Ухожу как можно дальше.
Больше никакой борьбы, ни за неё, ни с ней, ни с собой.
Я раздавлен.
Сколько раз нужно разбить сердце, чтобы оно больше не могло исцелиться? Сколько раз я хотел быть неживым? Как один человек может полностью разрушить мою жизнь? Меня швыряет от состояния онемения к невыносимой боли, и всё это… за час? Час ощущается как день, день как неделя. Я хочу жить, а потом мечтаю о смерти. Сначала хочу плакать, а потом кричать.
Я хочу, хочу, хочу...
Оливию.
Нет. Хочу, чтобы она страдала. Хочу, чтобы была счастлива. Хочу перестать думать и запереться в комнате. Желательно на год.
Я бегу. Бегу так быстро, что даже если бы началось восстание зомби, они ни за что бы меня не поймали. Когда я бегу, то ничего не чувствую, кроме жжения в легких. Мне нравится это ощущение, оно дает понять, что после целого дня онемения я все ещё могу что-то чувствовать. А в дни, полные боли, я напиваюсь.
Но от этого нет лекарства.
Проходит месяц
Второй
Третий
Четвертый
Эстелла не моя. Приходят результаты теста на отцовство. Мойра вызывает меня в свой офис, чтобы сообщить эти новости. Пять минут я тупо смотрю на неё, пока она оглашает результаты: нет никакой возможности, никакого шанса, что я её биологический отец. Я встаю и ухожу, не говоря ни слова. И еду, не зная куда. В итоге оказываюсь в своем доме в Напле, в нашем доме. Я не был здесь со временем той истории с Добсоном. Выключаю весь свет и делаю несколько звонков. Сначала в Лондон, потом моей матери, а затем риэлтору. И засыпаю на диване. Проснувшись на следующее утро, закрываю дом, оставив дополнительную связку ключей в почтовом ящике, и еду в свою квартиру. Собираю вещи. Бронирую билет. Улетаю. А сидя в самолете, смеюсь над собой. Я стал Оливией. Я убегаю, и меня больше ничего не волнует. Провожу пальцем по ободку пластикового стаканчика. Нет. Я начну все заново. Мне это необходимо. Если я смогу это сделать, то никогда сюда не вернусь. Продам наш дом. После всех этих лет. Дом, где мы должны были завести детей и вместе состариться. Его быстро купят. Все эти годы я получал предложения, а риэлторы постоянно оставляли свои визитки, на случай, если решусь на продажу. Во время развода я отдал Лие все, что мог, лишь бы она не заполучила этот дом. Она не особо боролась за него, и теперь я понимаю, почему. Она приберегла для меня кое-что посерьезнее. Она хотела вернуть мне дочь, а потом снова ее отнять. Я закрываю глаза. Просто хочу уснуть навсегда.
ГЛАВА ТРИДЦАТЬ ТРЕТЬЯ
Оливия
Прошлое
На вечеринках в честь дня рождения я всегда чувствую себя неловко. Кто вообще их придумал? Шарики, подарки, которые тебе не нужны... торт, покрытый глазурью. Я девушка, предпочитающая мороженое. Вишневое с шоколадной крошкой. Кэмми купила мне банку такого и отдала сразу же, как только я задула свечи.
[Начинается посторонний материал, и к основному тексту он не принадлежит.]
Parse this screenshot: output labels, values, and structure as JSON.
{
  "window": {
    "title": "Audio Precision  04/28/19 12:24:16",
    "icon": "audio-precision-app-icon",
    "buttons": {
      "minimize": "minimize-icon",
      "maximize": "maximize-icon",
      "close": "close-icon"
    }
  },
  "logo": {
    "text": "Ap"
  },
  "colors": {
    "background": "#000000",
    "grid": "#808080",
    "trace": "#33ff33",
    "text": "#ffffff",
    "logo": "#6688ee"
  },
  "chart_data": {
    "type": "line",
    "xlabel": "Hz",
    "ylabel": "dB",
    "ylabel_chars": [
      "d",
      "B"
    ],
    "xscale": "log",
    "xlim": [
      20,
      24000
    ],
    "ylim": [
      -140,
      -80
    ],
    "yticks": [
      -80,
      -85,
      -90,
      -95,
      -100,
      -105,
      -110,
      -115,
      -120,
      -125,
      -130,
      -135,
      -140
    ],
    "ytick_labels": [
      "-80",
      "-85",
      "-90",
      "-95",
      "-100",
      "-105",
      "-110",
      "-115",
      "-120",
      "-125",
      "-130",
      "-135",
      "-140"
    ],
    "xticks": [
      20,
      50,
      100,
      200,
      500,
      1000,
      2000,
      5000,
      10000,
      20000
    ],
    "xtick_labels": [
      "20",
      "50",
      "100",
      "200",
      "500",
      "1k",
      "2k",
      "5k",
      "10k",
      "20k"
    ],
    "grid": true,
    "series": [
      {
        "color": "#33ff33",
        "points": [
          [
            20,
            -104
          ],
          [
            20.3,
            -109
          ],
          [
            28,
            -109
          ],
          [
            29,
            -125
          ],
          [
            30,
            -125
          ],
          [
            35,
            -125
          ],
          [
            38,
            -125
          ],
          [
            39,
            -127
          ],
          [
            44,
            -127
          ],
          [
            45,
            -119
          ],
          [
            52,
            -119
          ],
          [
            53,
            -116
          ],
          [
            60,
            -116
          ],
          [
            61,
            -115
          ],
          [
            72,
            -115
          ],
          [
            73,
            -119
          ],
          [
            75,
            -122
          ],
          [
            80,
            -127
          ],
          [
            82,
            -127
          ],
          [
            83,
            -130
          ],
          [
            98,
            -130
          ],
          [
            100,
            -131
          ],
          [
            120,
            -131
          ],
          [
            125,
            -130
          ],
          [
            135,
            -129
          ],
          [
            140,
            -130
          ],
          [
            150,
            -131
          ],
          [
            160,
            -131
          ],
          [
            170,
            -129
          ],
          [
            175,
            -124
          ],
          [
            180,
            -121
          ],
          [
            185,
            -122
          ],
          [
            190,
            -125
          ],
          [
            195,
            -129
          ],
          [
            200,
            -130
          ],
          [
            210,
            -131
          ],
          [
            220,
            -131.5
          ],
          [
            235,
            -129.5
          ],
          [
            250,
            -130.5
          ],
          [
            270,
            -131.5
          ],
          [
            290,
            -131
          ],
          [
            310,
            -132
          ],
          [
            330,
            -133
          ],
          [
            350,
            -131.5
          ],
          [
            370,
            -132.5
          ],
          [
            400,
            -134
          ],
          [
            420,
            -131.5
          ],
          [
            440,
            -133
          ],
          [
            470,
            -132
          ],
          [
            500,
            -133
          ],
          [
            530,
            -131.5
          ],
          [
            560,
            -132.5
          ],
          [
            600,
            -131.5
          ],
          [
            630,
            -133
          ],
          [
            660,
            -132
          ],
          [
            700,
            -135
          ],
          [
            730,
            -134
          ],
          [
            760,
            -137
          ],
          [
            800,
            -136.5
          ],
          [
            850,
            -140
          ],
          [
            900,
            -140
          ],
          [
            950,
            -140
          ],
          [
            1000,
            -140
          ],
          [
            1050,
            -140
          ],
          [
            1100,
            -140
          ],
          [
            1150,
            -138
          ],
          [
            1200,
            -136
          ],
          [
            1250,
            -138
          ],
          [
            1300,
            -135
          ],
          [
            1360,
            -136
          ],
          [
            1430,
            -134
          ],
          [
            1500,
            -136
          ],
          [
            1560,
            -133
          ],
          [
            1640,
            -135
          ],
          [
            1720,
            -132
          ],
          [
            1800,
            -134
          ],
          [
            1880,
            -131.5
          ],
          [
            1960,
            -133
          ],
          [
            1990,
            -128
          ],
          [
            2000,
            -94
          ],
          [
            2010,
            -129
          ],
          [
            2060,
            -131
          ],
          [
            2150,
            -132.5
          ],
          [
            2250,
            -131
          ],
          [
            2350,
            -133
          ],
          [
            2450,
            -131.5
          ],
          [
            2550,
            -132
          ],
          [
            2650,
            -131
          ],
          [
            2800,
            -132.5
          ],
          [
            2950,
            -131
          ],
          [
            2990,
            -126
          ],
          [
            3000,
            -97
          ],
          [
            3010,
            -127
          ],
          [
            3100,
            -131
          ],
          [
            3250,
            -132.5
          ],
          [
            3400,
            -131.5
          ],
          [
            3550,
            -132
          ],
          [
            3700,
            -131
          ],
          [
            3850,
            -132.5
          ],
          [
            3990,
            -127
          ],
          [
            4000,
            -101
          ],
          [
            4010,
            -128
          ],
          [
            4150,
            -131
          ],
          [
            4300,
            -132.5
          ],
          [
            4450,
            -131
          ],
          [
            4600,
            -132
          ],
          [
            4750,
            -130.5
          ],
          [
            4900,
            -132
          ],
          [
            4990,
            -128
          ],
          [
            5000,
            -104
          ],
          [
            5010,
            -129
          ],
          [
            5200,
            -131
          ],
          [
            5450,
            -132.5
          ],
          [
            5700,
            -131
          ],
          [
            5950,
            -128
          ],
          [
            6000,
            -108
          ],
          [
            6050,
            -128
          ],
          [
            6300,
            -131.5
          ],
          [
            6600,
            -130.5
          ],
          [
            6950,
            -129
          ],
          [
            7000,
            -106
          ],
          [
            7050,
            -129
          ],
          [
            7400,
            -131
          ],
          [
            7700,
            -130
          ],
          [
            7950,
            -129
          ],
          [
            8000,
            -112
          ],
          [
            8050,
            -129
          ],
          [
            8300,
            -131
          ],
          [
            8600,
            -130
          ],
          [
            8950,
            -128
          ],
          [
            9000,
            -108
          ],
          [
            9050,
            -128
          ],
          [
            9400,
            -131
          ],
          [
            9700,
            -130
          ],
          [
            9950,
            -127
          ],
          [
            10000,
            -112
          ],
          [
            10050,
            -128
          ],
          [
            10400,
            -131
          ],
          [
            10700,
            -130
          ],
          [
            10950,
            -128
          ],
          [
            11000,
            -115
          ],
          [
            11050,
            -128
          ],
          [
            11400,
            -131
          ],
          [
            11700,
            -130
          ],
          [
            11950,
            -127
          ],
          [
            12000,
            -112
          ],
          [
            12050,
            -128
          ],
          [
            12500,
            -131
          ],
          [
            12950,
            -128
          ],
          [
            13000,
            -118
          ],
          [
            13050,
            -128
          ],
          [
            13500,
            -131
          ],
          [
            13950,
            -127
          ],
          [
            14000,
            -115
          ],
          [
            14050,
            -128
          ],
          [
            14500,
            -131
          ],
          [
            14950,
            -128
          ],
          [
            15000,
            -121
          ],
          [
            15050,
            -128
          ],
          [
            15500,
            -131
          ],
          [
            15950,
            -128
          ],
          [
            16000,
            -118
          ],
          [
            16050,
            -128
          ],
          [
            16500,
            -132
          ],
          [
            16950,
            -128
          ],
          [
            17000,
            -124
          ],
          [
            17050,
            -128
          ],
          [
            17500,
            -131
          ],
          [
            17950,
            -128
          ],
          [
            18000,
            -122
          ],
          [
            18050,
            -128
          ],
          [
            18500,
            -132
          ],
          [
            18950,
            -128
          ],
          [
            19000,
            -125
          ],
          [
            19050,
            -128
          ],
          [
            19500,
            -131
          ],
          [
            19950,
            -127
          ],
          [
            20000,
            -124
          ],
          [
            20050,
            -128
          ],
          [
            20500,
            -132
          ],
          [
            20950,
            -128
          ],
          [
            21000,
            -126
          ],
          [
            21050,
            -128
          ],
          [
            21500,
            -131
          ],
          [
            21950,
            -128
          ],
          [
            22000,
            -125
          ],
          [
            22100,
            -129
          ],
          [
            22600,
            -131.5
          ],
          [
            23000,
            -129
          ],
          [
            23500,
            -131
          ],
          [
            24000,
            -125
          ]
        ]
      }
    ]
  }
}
— Я знаю, что тебе нравится, — сказала она, подмигивая.
Благодарю Бога за лучших друзей, которые понимают, что тебе нужно на самом деле.
Я сидела у Кэмми на кухне, устроившись на барном стуле, и наслаждалась мороженым, пока остальные ели мой торт. Повсюду были люди, но я чувствовала себя очень одиноко. И каждый раз, когда мне было одиноко, я винила в этом его. Я поставила мороженое на стол и выглянула из кухни. Ди-джей поставил грустную песню. Какого черта на вечеринке в честь моего дня рождения играет что-то печальное? Я плюхнулась в шезлонг и, слушая музыку, наблюдала за покачиванием воздушных шаров. Шарики были худшей частью вечеринок. Они непредсказуемые: сначала приносят столько радостных эмоций, а в следующую секунду взрываются тебе в лицо. Я люблю и ненавижу непредсказуемость. Тот, кого нельзя называть, был непредсказуемым. Непредсказуемым, как босс.
Когда я послушно начала разворачивать подарки, мой муж стоял слева, лучшая подруга хихикала рядом с миленьким ди-джеем. И никак не ожидала увидеть посылку, упакованную в синюю бумагу.
Я уже открыла двадцать подарков. Слава Богу, что в основном это были подарочные сертификаты! Я их обожала. Не говорите глупостей, будто это не личные подарки. Нет ничего более личного, чем купить себе то, что нравится. Я только отложила последний сертификат на стоявший рядом стул, когда Кэмми оторвалась от флирта с ди-джеем и протянула мне последний подарок. Без открытки. Простая коробка, обернутая блестящей синей бумагой. Сказать по правде, до меня не сразу дошло. Если очень постараться, то можно натренировать свой мозг игнорировать некоторые вещи. И этот оттенок синего был как раз одной из них. Я разорвала ленту ногтем, потом сорвала обертку, скомкала её и бросила на пол. Люди начали отдаляться и болтать, заскучав от представления с разворачиванием подарков, поэтому, когда я открыла крышку коробки и перестала дышать, никто не заметил.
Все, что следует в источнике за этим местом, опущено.